Saturday, May 17, 2014

Three Beautiful Things 05-16-14: Photo Amble, Trust and Learning, Remembering Poets


1.  The shoes I wear seem to be giving my heels and toes proper support (if that was the problem before....).  This means I can walk a lot more and today I walked all around our neighborhood, went into the Whiteaker neighborhood, and eventually made my way downtown and then to the Bier Stein.  I didn't take a ton of pictures -- maybe not even a pound -- but I took some and here are three of them:


What's Your Angle?;

We Deliver


Imagine

Holding Hands





2.  The Deke and I met at the Bier Stein and talked some house business and then relaxed into some conversation the mysteries of students learning stuff and just what brings it about.  I'm not sure, but I think the most significant source of learning is trust.
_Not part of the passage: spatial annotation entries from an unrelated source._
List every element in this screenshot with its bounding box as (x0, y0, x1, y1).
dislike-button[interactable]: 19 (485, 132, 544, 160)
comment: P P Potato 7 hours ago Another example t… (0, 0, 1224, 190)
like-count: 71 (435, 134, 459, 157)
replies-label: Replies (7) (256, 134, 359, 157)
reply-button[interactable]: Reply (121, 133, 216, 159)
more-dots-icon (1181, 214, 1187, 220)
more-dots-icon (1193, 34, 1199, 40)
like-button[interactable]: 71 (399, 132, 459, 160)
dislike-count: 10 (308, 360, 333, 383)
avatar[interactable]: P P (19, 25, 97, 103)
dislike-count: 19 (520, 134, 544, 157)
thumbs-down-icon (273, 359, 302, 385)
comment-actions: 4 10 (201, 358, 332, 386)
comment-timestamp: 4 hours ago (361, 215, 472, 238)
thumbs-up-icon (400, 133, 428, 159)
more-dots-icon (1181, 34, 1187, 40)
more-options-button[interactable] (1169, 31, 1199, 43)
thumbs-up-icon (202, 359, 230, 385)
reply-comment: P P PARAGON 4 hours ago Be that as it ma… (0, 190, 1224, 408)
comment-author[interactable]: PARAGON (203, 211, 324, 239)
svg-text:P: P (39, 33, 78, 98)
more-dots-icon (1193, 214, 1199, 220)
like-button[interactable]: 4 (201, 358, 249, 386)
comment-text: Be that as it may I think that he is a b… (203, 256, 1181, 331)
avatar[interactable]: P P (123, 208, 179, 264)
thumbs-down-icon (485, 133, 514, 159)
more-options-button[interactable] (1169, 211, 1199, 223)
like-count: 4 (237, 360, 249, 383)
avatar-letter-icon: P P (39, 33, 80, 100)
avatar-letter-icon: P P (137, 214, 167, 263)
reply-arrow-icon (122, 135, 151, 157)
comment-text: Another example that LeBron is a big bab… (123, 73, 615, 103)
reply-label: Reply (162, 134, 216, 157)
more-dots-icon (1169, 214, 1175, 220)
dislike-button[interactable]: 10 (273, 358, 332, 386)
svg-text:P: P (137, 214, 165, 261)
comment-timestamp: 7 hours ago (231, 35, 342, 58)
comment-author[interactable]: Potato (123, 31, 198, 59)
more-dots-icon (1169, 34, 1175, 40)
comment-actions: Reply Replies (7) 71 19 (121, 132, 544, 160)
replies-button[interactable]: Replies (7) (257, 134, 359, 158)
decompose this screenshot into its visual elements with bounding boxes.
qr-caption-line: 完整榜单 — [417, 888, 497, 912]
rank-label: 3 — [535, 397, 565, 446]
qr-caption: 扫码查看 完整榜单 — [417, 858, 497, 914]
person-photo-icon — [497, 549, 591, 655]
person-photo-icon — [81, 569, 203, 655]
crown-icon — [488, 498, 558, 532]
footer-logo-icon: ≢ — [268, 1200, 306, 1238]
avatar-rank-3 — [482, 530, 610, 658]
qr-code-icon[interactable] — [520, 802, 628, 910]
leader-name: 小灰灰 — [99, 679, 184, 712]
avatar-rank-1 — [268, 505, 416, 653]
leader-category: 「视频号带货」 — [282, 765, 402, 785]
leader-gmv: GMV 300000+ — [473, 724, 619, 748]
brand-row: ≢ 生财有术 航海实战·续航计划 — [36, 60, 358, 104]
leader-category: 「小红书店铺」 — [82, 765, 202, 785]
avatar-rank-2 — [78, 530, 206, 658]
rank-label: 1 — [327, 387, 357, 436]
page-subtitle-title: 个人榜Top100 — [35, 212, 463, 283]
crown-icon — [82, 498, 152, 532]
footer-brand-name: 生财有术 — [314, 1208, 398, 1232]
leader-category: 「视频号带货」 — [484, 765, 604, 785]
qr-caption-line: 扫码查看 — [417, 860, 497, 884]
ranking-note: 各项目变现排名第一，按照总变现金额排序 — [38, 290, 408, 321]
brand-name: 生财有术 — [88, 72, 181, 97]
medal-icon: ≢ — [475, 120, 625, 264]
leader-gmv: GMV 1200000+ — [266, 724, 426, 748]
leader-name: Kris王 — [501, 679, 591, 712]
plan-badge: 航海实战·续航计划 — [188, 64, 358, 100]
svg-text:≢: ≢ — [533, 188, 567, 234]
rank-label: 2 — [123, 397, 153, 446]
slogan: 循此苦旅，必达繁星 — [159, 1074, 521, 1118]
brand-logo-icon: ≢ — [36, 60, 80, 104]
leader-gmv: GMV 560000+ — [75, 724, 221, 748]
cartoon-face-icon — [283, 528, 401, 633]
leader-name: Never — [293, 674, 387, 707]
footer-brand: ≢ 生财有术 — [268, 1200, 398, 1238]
3.  Our conversation carried over to Sixteen Tons.  Scott Shirk had texted me that the George Plimpton documentary was  on tonight and that made me think about The Paris Review which made me think about that journal's interviews with writers which made me think of reading Donald Hall's book Remembering Poets back in 1978 and the Deke and I talked about Hall's contempt for audiences who seemed enchanted with Dylan Thomas' drunkenness -- Hall accused them of cheering him to his death (by alcohol).  It was fun thinking back on that book and the impact it's had on me, especially in sorting out the writers' work from their often carefully manufactured public personae.  The book examines Frost's grandfatherly public persona in contrast to his dark poems and his more difficult private person and Hall's discussion opened up for me the existential depth of Frost's work in ways that are very much still with me, as in the closing lines of his "Desert Places".  

They cannot scare me with their empty spaces
Between stars--on stars where no human race is.
I have it in me so much nearer home
To scare myself with my own desert places.